Mohon tunggu...
Haliza Nathasya
Haliza Nathasya Mohon Tunggu... Pelajar Sekolah - Universitas Sriwijaya

Ilmu Hubungan Internasional

Selanjutnya

Tutup

Ilmu Sosbud

Isu Kontemporer Dampak Nasionalisme Vaksin terhadap Masyarakat Semanjung Afrika

5 Desember 2021   15:24 Diperbarui: 5 Desember 2021   15:40 427
+
Laporkan Konten
Laporkan Akun
Kompasiana adalah platform blog. Konten ini menjadi tanggung jawab bloger dan tidak mewakili pandangan redaksi Kompas.
Lihat foto
Ilmu Sosbud dan Agama. Sumber ilustrasi: PEXELS

Fenomena pandemi virus Covid-19 memberikan berbagai macam problematika baru dalam aspek hubungan internasional. Dalam sektor keamanan internasional, pandemi virus Covid-19 kembali menekankan pentingnya untuk menaruh perhatian lebih pada aspek-aspek keamanan non tradisional seperti isu kesehatan. 
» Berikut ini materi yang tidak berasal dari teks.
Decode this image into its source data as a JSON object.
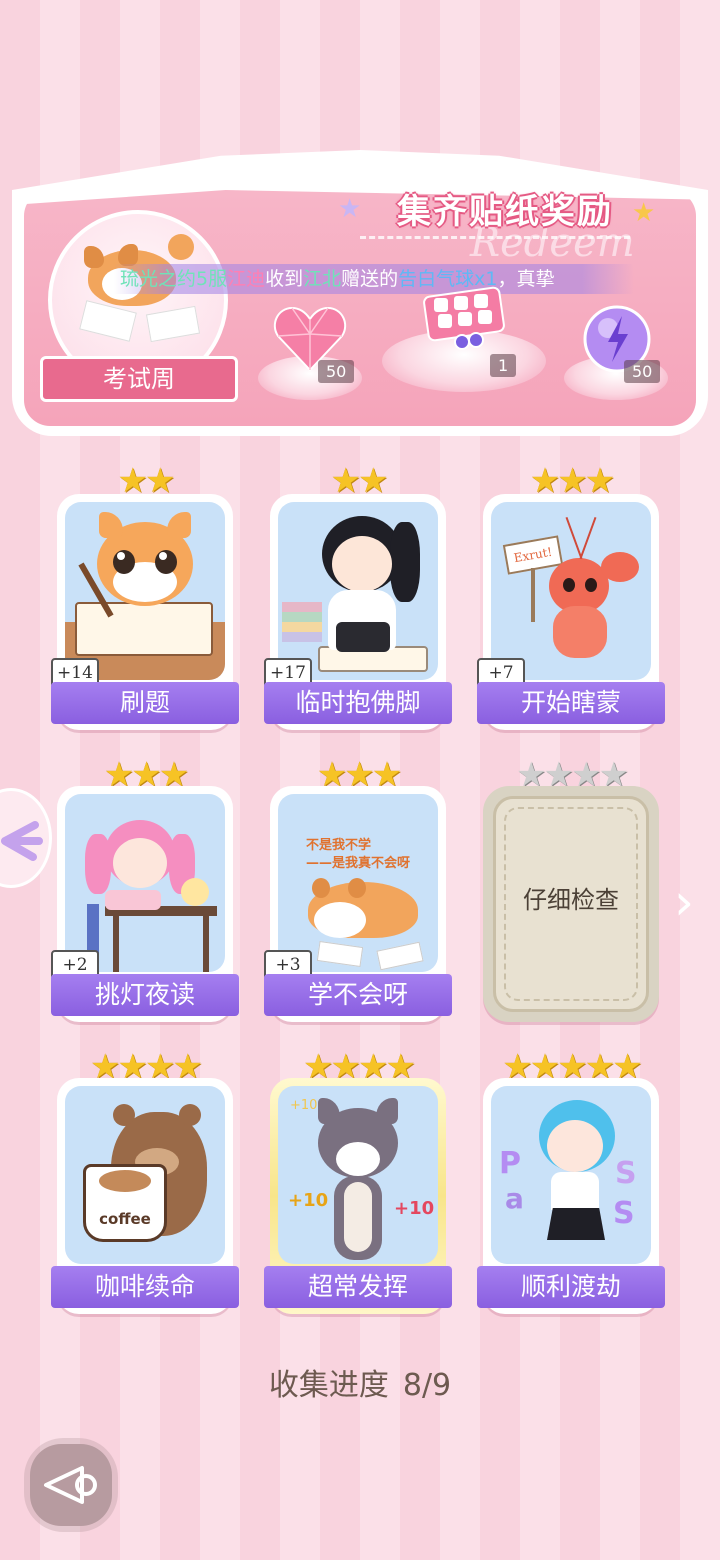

Dalam sektor ideologi politik, pandemi virus Covid-19 berkembang bersamaan ketika kepemimpinan politik ala "Populisme" yang mengusung pemikiran Ultranasionalisme dan cenderung anti-sains menyebar diberbagai kawasan seperti Eropa, Amerika dan Asia (Mas'udi & Winanti, 2020). Selain itu dalam sektor teknologi, pandemi virus Covid-19 kembali memperlihatkan kesenjangan kemajuan teknologi antar negara-negara maju dengan negara berkembang dan kurang berkembang dalam proses indentifikasi potensi ancaman dari virus tersebut. 
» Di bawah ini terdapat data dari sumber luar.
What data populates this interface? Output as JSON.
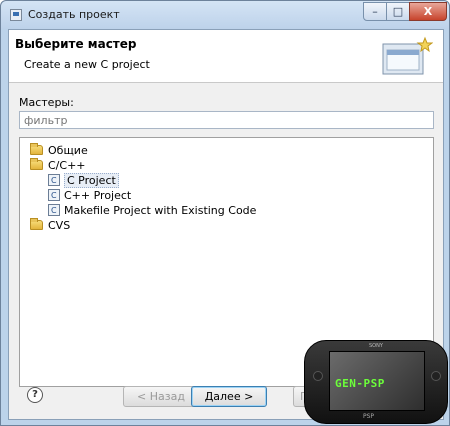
{
  "window": {
    "title": "Создать проект",
    "controls": {
      "minimize": "–",
      "maximize": "□",
      "close": "X"
    }
  },
  "header": {
    "title": "Выберите мастер",
    "subtitle": "Create a new C project"
  },
  "wizards_label": "Мастеры:",
  "filter": {
    "placeholder": "фильтр",
    "value": ""
  },
  "tree": [
    {
      "label": "Общие",
      "type": "folder",
      "level": 0
    },
    {
      "label": "C/C++",
      "type": "folder",
      "level": 0
    },
    {
      "label": "C Project",
      "type": "project",
      "level": 1,
      "selected": true
    },
    {
      "label": "C++ Project",
      "type": "project",
      "level": 1
    },
    {
      "label": "Makefile Project with Existing Code",
      "type": "project",
      "level": 1
    },
    {
      "label": "CVS",
      "type": "folder",
      "level": 0
    }
  ],
  "buttons": {
    "help": "?",
    "back": "< Назад",
    "next": "Далее >",
    "finish": "Гот"
  },
  "overlay": {
    "logo": "GEN-PSP",
    "brand": "SONY",
    "model": "PSP"
  }
}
Seluruh negara diharapkan memiliki sistim kesehatan yang bagus dengan disertai memiliki anggaran finansial yang mapan sehingga negara memiliki banyak opsi untuk merumuskan kebijakan-kebijakan yang efektif dalam mencegah efek dari pandemi virus Covid-19.
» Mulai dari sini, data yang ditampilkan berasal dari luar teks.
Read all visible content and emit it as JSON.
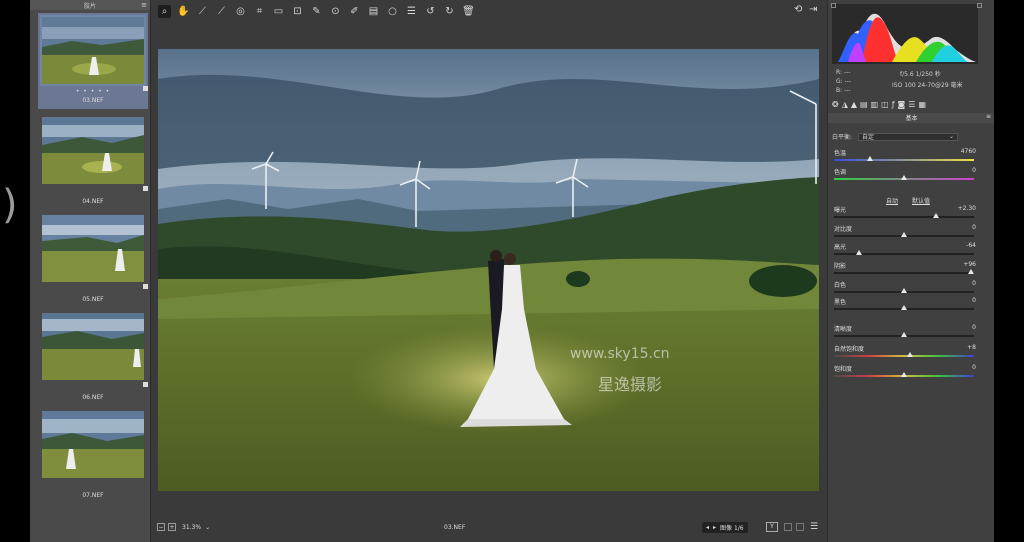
{
  "filmstrip": {
    "title": "胶片",
    "items": [
      {
        "name": "03.NEF",
        "stars": "• • • • •",
        "selected": true
      },
      {
        "name": "04.NEF",
        "selected": false
      },
      {
        "name": "05.NEF",
        "selected": false
      },
      {
        "name": "06.NEF",
        "selected": false
      },
      {
        "name": "07.NEF",
        "selected": false
      }
    ]
  },
  "toolbar": {
    "tools": [
      "zoom-icon",
      "hand-icon",
      "white-balance-icon",
      "color-sampler-icon",
      "target-adjust-icon",
      "crop-icon",
      "straighten-icon",
      "transform-icon",
      "spot-removal-icon",
      "red-eye-icon",
      "adjustment-brush-icon",
      "graduated-filter-icon",
      "radial-filter-icon",
      "presets-icon",
      "rotate-left-icon",
      "rotate-right-icon",
      "trash-icon"
    ]
  },
  "preview": {
    "watermark_url": "www.sky15.cn",
    "watermark_text": "星逸摄影"
  },
  "bottombar": {
    "zoom": "31.3%",
    "filename": "03.NEF",
    "image_counter": "图像 1/6",
    "y_toggle": "Y"
  },
  "info": {
    "r": "R:   ---",
    "g": "G:   ---",
    "b": "B:   ---",
    "aperture_shutter": "f/5.6   1/250 秒",
    "iso_lens": "ISO 100   24-70@29 毫米"
  },
  "panel": {
    "section": "基本",
    "wb_label": "白平衡:",
    "wb_value": "自定",
    "auto": "自动",
    "default": "默认值",
    "sliders": [
      {
        "label": "色温",
        "value": "4760",
        "fraction": 0.26
      },
      {
        "label": "色调",
        "value": "0",
        "fraction": 0.5
      },
      {
        "label": "曝光",
        "value": "+2.30",
        "fraction": 0.73
      },
      {
        "label": "对比度",
        "value": "0",
        "fraction": 0.5
      },
      {
        "label": "高光",
        "value": "-64",
        "fraction": 0.18
      },
      {
        "label": "阴影",
        "value": "+96",
        "fraction": 0.98
      },
      {
        "label": "白色",
        "value": "0",
        "fraction": 0.5
      },
      {
        "label": "黑色",
        "value": "0",
        "fraction": 0.5
      },
      {
        "label": "清晰度",
        "value": "0",
        "fraction": 0.5
      },
      {
        "label": "自然饱和度",
        "value": "+8",
        "fraction": 0.54
      },
      {
        "label": "饱和度",
        "value": "0",
        "fraction": 0.5
      }
    ]
  },
  "colors": {
    "accent": "#6f86a8",
    "panel_bg": "#404040",
    "app_bg": "#3a3a3a"
  }
}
Harapan banyak negara-negara dalam melakukan program vaksinasi Covid-19 secepat dan sebanyak mungkin dihadapkan berbagai permasalahan lain yaitu produksi vaksin Covid-19 yang terkosentrasi hanya pada berbagai negara-negara maju saja (Ramadhan & Koestanto, 2021). 

World Health Organization (WHO) sebagai institusi internasional dibawah Persatuan Bangsa-Bangsa (PBB) yang bergerak untuk tata kelola kesehatan global juga turut merasakan permasalahan rendahnya tingkat ketersediaan vaksin Covid-19 akibat produksi dan distribusinya secara besar dikuasai oleh beberapa negara maju saja. 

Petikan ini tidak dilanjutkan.